Two-population SIR model and strategies to reduce mortality in pandemics

TL;DR

This paper models COVID-19 spread using a two-population SIR framework, proposing strategies like phased interaction reduction and immunization of elderly hubs to effectively lower mortality rates.

Contribution

It introduces a merged SIR model with dynamic interaction strategies and highlights the importance of targeted elderly immunization for mortality reduction.

Findings

Reducing contacts delays death but doesn't significantly lower total mortality.

Phased interaction strategies can reduce final mortality.
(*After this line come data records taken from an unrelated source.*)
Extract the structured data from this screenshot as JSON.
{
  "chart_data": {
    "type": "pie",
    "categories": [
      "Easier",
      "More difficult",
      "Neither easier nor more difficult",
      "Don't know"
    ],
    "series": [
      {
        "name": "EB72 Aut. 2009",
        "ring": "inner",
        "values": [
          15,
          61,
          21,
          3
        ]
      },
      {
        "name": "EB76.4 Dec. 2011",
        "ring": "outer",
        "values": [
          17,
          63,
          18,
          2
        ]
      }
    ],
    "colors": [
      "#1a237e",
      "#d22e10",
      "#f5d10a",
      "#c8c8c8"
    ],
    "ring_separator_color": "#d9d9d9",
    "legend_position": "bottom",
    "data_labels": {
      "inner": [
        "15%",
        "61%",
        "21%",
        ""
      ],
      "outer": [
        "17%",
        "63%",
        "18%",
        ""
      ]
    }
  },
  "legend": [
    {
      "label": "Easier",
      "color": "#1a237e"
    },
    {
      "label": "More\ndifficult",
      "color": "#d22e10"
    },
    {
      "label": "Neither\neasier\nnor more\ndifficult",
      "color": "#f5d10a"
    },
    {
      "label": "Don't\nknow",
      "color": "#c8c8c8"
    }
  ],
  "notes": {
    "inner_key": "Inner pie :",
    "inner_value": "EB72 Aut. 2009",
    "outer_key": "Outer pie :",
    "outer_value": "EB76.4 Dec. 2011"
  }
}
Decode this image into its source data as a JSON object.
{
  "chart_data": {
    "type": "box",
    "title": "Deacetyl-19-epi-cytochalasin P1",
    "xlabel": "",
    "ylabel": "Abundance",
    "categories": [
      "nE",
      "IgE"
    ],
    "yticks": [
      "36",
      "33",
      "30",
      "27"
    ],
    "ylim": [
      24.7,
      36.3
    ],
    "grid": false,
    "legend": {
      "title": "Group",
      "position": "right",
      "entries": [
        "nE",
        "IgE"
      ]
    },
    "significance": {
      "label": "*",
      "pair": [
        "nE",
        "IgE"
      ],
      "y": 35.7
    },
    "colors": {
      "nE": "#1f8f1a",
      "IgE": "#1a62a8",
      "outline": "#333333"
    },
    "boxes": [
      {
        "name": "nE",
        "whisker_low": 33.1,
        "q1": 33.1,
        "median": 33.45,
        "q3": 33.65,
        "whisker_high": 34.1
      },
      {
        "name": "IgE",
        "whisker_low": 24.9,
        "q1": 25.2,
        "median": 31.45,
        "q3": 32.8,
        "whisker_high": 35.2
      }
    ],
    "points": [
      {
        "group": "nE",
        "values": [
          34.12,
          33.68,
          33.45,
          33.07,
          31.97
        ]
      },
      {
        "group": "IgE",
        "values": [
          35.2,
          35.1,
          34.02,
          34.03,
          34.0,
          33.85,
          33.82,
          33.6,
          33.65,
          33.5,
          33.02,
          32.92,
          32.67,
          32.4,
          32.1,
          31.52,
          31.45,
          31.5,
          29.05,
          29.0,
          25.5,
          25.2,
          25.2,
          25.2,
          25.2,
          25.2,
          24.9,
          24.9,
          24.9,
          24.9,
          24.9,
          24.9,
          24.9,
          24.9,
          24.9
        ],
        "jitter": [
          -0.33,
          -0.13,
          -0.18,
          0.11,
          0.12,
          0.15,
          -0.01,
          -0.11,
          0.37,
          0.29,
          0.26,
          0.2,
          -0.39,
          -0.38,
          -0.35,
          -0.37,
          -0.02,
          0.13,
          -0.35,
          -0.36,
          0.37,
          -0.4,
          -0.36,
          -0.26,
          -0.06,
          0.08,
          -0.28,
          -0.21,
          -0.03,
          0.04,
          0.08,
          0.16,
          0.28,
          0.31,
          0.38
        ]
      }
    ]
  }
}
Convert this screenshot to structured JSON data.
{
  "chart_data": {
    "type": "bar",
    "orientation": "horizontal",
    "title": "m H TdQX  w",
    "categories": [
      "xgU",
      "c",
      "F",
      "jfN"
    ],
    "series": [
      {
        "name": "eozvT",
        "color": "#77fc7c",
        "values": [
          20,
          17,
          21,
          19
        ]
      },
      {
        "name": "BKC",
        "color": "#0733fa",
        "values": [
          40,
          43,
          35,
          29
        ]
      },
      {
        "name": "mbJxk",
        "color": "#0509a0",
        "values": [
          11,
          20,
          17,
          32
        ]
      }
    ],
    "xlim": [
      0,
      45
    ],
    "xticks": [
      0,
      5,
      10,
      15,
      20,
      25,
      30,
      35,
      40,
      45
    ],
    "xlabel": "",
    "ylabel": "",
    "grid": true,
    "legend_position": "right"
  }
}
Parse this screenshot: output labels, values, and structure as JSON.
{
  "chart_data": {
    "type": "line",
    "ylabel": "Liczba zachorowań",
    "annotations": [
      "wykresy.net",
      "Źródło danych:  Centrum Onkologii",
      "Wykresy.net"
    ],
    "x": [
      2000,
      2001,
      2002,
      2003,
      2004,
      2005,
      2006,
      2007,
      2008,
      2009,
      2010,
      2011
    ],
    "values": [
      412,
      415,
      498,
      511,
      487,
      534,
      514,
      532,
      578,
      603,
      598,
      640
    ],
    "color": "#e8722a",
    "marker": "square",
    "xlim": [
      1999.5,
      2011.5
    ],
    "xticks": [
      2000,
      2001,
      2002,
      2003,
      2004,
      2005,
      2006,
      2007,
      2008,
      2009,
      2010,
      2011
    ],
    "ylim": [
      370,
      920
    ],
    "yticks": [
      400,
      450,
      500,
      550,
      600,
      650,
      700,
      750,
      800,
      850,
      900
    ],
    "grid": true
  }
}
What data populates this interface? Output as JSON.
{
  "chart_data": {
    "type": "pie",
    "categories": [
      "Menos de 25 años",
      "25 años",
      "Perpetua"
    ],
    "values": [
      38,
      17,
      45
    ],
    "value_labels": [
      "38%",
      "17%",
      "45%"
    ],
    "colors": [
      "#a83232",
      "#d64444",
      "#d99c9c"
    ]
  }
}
Immunizing elderly hubs significantly decreases mortality.

Abstract

Despite many studies on the transmission mechanism of the Severe acute respiratory syndrome coronavirus 2 (SARS-CoV-2), it remains still challenging to efficiently reduce mortality. In this work, we apply a two-population Susceptible-Infected-Removed (SIR) model to investigate the COVID-19 spreading when contacts between elderly and non-elderly individuals are reduced due to the high mortality risk of elderly people. We discover that the reduction of connections between two populations can delay the death curve but cannot well reduce the final mortality. We propose a merged SIR model, which advises elderly individuals to interact less with their non-elderly connections at the initial stage but interact more with their non-elderly relationships later, to reduce the final mortality. Finally, immunizing elderly hub individuals can also significantly decrease mortality.